Вот так и вышло, что к поступлению в вуз жребий был уже брошен и накоплены знания в самых неожиданных исторических закоулках, – и он отправился на факультет истории пединститута. Мальчика, столь редкую птицу в том девическом вузе, приняли безоговорочно. Учился он средне, романов не крутил, хоть выбор был огромен, а все свободное время посвящал тому же – поиску. Только теперь у него был доступ в научные библиотеки и архивы, а у деда, как раз вышедшего на пенсию, – уйма нерастраченной энергии. Квартира их беспрестанно пополнялась красивыми вещами, которые они хранили некоторое время, прежде чем отнести к «барахольщикам», как их называл дед.
Однако с приходом 90-х «работать» в городе становилось все сложней. Чердаки выкупались и преображались в мансарды, подвалы ремонтировались, и в них окапывались мелкие конторы. Внук с дедом частенько отправлялись в «походы» по селам и весям, и все чаще он на деда раздражался: слишком медленно тот шел, слишком быстро уставал. Но все равно у них бывали удачные дни, когда получалось откопать под домом кубышку с монетами (счастливого деда пришлось отпаивать корвалолом… А бабке с находки поставили новую челюсть). Он потихоньку умудрился собрать у себя неплохую коллекцию холодного оружия: кортики, кинжалы, шпаги, палаши… Правда, и ее пришлось распродать «на лекарства», когда дед сначала занедужил, а потом слег, как-то мгновенно усох и еще месяцем позже помер. Сделав на остаток денег, вырученных за оружие, ремонт в их с бабкой квартире, он официально устроился работать на полставки учителем в районной, ничем не примечательной школе. И, тихо ненавидя свою профессию, продолжал посвящать все свободное время истинной страсти – кладоискательству.
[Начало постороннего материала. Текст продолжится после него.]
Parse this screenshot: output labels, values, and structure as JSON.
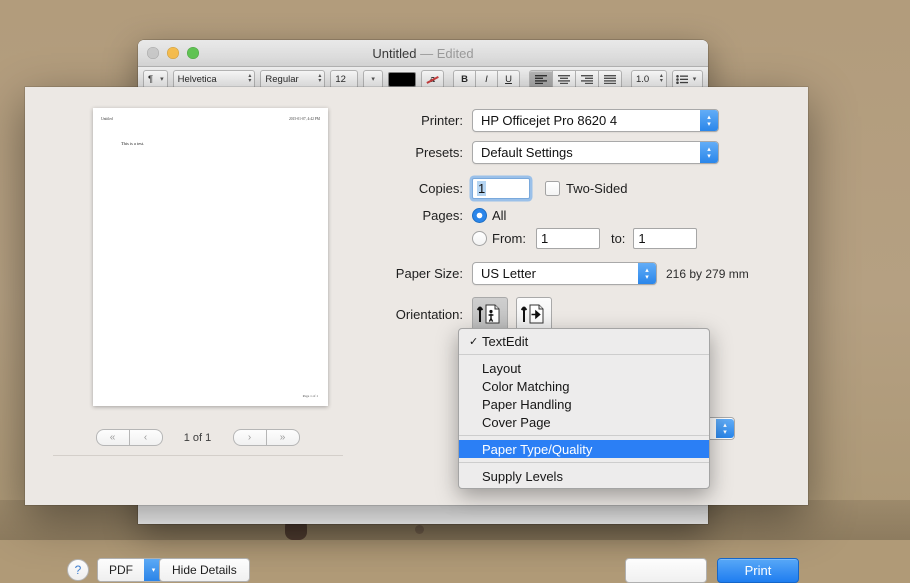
{
  "desktop": {
    "wallpaper_color": "#b29c7c"
  },
  "textedit": {
    "title": "Untitled",
    "dash": "—",
    "edited": "Edited",
    "traffic": {
      "close": "close-button",
      "minimize": "minimize-button",
      "zoom": "zoom-button"
    },
    "toolbar": {
      "paragraph_icon": "¶",
      "font_family": "Helvetica",
      "font_style": "Regular",
      "font_size": "12",
      "text_color": "#000000",
      "highlight_icon": "a",
      "bold": "B",
      "italic": "I",
      "underline": "U",
      "align_left": "align-left",
      "align_center": "align-center",
      "align_right": "align-right",
      "align_justify": "align-justify",
      "line_spacing": "1.0",
      "list_icon": "list"
    }
  },
  "preview": {
    "doc_header_left": "Untitled",
    "doc_header_right": "2015-01-07, 4:42 PM",
    "doc_body": "This is a test.",
    "doc_footer": "Page 1 of 1",
    "pager": {
      "first": "«",
      "prev": "‹",
      "text": "1 of 1",
      "next": "›",
      "last": "»"
    }
  },
  "form": {
    "printer": {
      "label": "Printer:",
      "value": "HP Officejet Pro 8620 4"
    },
    "presets": {
      "label": "Presets:",
      "value": "Default Settings"
    },
    "copies": {
      "label": "Copies:",
      "value": "1",
      "two_sided_label": "Two-Sided",
      "two_sided_checked": false
    },
    "pages": {
      "label": "Pages:",
      "all_label": "All",
      "all_selected": true,
      "from_label": "From:",
      "from_value": "1",
      "to_label": "to:",
      "to_value": "1"
    },
    "paper_size": {
      "label": "Paper Size:",
      "value": "US Letter",
      "units": "216 by 279 mm"
    },
    "orientation": {
      "label": "Orientation:",
      "portrait_selected": true,
      "portrait_name": "portrait-orientation",
      "landscape_name": "landscape-orientation"
    }
  },
  "menu": {
    "checked_item": "TextEdit",
    "check_glyph": "✓",
    "items": [
      "Layout",
      "Color Matching",
      "Paper Handling",
      "Cover Page"
    ],
    "highlighted": "Paper Type/Quality",
    "last_item": "Supply Levels",
    "highlight_color": "#2b7ff5"
  },
  "bottom": {
    "help": "?",
    "pdf": "PDF",
    "hide_details": "Hide Details",
    "print": "Print"
  }
}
Однако со смертью деда удача, казалось, от него отвернулась. Кубышки, найденные в поле, оказывались уже разбитыми, а монеты растасканы мелкими грызунами; во время отпуска, что он решил провести за раскопками украинских курганов, на него наехало местное казачество и, избив, заказало «москалю» путь назад. Случилась и совсем страшная история в старом склепе, куда он сунулся уже с отчаяния и где повстречал настоящее привидение – голую бабу в длинных волосах. А вылезши поседевшим от ужаса, поклялся себе больше по могилам не шастать.
Тем временем Интернет полнился волшебными историями о чудесных находках: «рыбаки» обнаруживали на речном дне, вблизи старых мельниц, кожаные мешочки, полные николаевского золота; «кладбищенские» рассказывали о мумифицированных трупах в золотых браслетах и серьгах с каменьями; «чердачники» откапывали под слоем хлама коллекцию античных монет времен Александра Македонского… Но все это доставалось не ему! Не ему! И он тихо сходил с ума, сидел как приклеенный перед экраном компьютера и, читая хвастливые истории тех счастливчиков, худел и мучился желудком.